Flowserve Announces New Capital Structure Strategy, Increases Share Repurchase Authorization to $1 Billion
This capital structure strategy will include returning additional capital more quickly to shareholders through a new $1 billion stock repurchase program approved by the board.
DALLAS, May 31, 2012 – Flowserve Corporation (NYSE:FLS), a leading provider of flow control products and services for the global infrastructure markets, announced that its board of directors today has endorsed an updated capital structure strategy designed to make the company’s financial structure more efficient. This capital structure strategy will include returning additional capital more quickly to shareholders through a new $1 billion stock repurchase program approved by the board. Highlights of the strategy include:
- Long-term target gross leverage ratio of 1.0x-2.0x total debt to EBITDA through the business cycle, versus current gross leverage ratio of 0.7x
- An expanded stock repurchase program of $1 billion, including approximately $233 million remaining under the company’s most recent share repurchase authorization
Mark Blinn, president and chief executive officer, said, “Over the last three years, we have demonstrated our ability to generate substantial free cash flow during a historically difficult period of our business cycle.
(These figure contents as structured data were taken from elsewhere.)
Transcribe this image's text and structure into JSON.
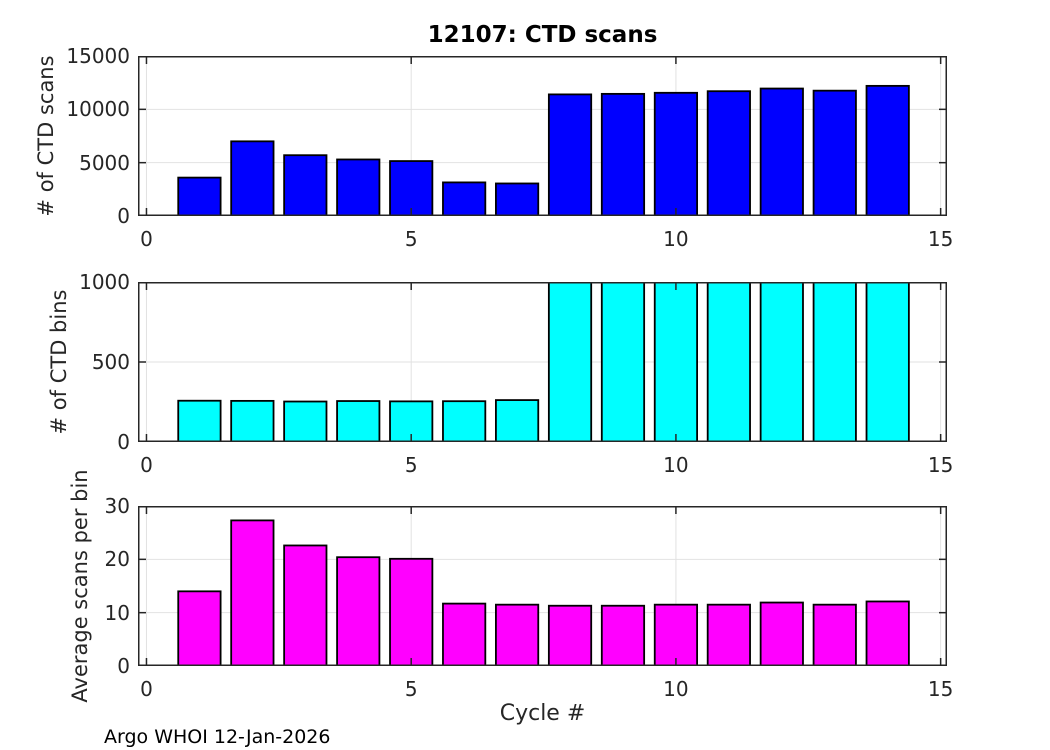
{
  "title": "12107: CTD scans",
  "footer": "Argo WHOI 12-Jan-2026",
  "xlabel": "Cycle #",
  "colors": {
    "scans_bar": "#0000ff",
    "bins_bar": "#00ffff",
    "avg_bar": "#ff00ff",
    "bar_edge": "#000000",
    "axis": "#262626",
    "grid": "#e2e2e2",
    "background": "#ffffff"
  },
  "chart_data": [
    {
      "type": "bar",
      "name": "ctd-scans",
      "title": "12107: CTD scans",
      "ylabel": "# of CTD scans",
      "xlabel": "",
      "categories": [
        1,
        2,
        3,
        4,
        5,
        6,
        7,
        8,
        9,
        10,
        11,
        12,
        13,
        14
      ],
      "values": [
        3600,
        7000,
        5700,
        5300,
        5150,
        3150,
        3050,
        11400,
        11450,
        11550,
        11700,
        11950,
        11750,
        12200
      ],
      "bar_color": "#0000ff",
      "bar_width": 0.8,
      "ylim": [
        0,
        15000
      ],
      "yticks": [
        0,
        5000,
        10000,
        15000
      ],
      "xlim": [
        -0.16,
        15.12
      ],
      "xticks": [
        0,
        5,
        10,
        15
      ],
      "grid": true,
      "legend": "none"
    },
    {
      "type": "bar",
      "name": "ctd-bins",
      "title": "",
      "ylabel": "# of CTD bins",
      "xlabel": "",
      "categories": [
        1,
        2,
        3,
        4,
        5,
        6,
        7,
        8,
        9,
        10,
        11,
        12,
        13,
        14
      ],
      "values": [
        258,
        257,
        253,
        256,
        254,
        255,
        262,
        1000,
        1000,
        1000,
        1000,
        1000,
        1000,
        1000
      ],
      "clipped_note": "bars for cycles 8-14 reach the 1000 axis limit (clipped)",
      "bar_color": "#00ffff",
      "bar_width": 0.8,
      "ylim": [
        0,
        1000
      ],
      "yticks": [
        0,
        500,
        1000
      ],
      "xlim": [
        -0.16,
        15.12
      ],
      "xticks": [
        0,
        5,
        10,
        15
      ],
      "grid": true,
      "legend": "none"
    },
    {
      "type": "bar",
      "name": "avg-scans-per-bin",
      "title": "",
      "ylabel": "Average scans per bin",
      "xlabel": "Cycle #",
      "categories": [
        1,
        2,
        3,
        4,
        5,
        6,
        7,
        8,
        9,
        10,
        11,
        12,
        13,
        14
      ],
      "values": [
        14.0,
        27.3,
        22.6,
        20.4,
        20.1,
        11.7,
        11.5,
        11.3,
        11.3,
        11.5,
        11.5,
        11.9,
        11.5,
        12.1
      ],
      "bar_color": "#ff00ff",
      "bar_width": 0.8,
      "ylim": [
        0,
        30
      ],
      "yticks": [
        0,
        10,
        20,
        30
      ],
      "xlim": [
        -0.16,
        15.12
      ],
      "xticks": [
        0,
        5,
        10,
        15
      ],
      "grid": true,
      "legend": "none"
    }
  ]
}
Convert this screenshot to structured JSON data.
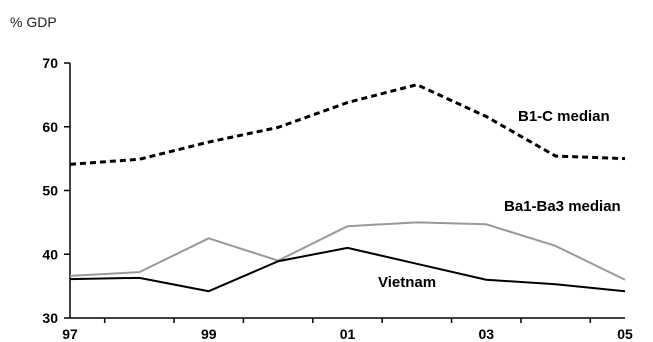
{
  "chart_data": {
    "type": "line",
    "ylabel": "% GDP",
    "ylim": [
      30,
      70
    ],
    "yticks": [
      30,
      40,
      50,
      60,
      70
    ],
    "x": [
      1997,
      1998,
      1999,
      2000,
      2001,
      2002,
      2003,
      2004,
      2005
    ],
    "xtick_labels": [
      "97",
      "99",
      "01",
      "03",
      "05"
    ],
    "xtick_values": [
      1997,
      1999,
      2001,
      2003,
      2005
    ],
    "grid": false,
    "series": [
      {
        "name": "B1-C median",
        "values": [
          54.1,
          54.9,
          57.6,
          59.9,
          63.8,
          66.6,
          61.6,
          55.4,
          55.0
        ],
        "color": "#000000",
        "style": "dashed"
      },
      {
        "name": "Ba1-Ba3 median",
        "values": [
          36.6,
          37.2,
          42.5,
          39.0,
          44.4,
          45.0,
          44.7,
          41.3,
          36.0
        ],
        "color": "#999999",
        "style": "solid"
      },
      {
        "name": "Vietnam",
        "values": [
          36.1,
          36.3,
          34.2,
          38.9,
          41.0,
          38.5,
          36.0,
          35.3,
          34.2
        ],
        "color": "#000000",
        "style": "solid"
      }
    ]
  }
}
With our global energy infrastructure markets showing signs of increased demand and vitality, and as we continue to see significant benefits from implementing our One Flowserve strategy, we are now in a position to further refine our capital structure strategy.”
Mike Taff, senior vice president and chief financial officer, said, “This new capital structure strategy involves prudently increasing our leverage to drive cash utilization efficiency and return increased capital to shareholders, while still maintaining a strong balance sheet to fund future growth. We believe this new capital structure strategy will provide us ample flexibility to allocate cash in ways that drive attractive returns for our shareholders, which include stock repurchases, dividends, disciplined capital investments and value-creating, bolt-on acquisitions that represent a compelling strategic fit.”
Taff added, “We believe this $1 billion repurchase program will be a very attractive investment for the company that will create increased shareholder value.”
Execution of this share repurchase program is planned to begin immediately. The amount and timing of the planned repurchases will be determined by the company based on its evaluation of the company’s financial condition, business opportunities and market conditions at the time. The repurchases may be effected through various methods, including open market repurchases (including those effected through Rule 10b5-1 plans to allow longer periods of repurchase opportunity).
The company said the new share repurchase program includes amounts incremental to its previously announced policy of annually returning 40% to 50% of running two-year average net earnings to shareholders, which the company intends to maintain after attaining the announced target leverage ratio.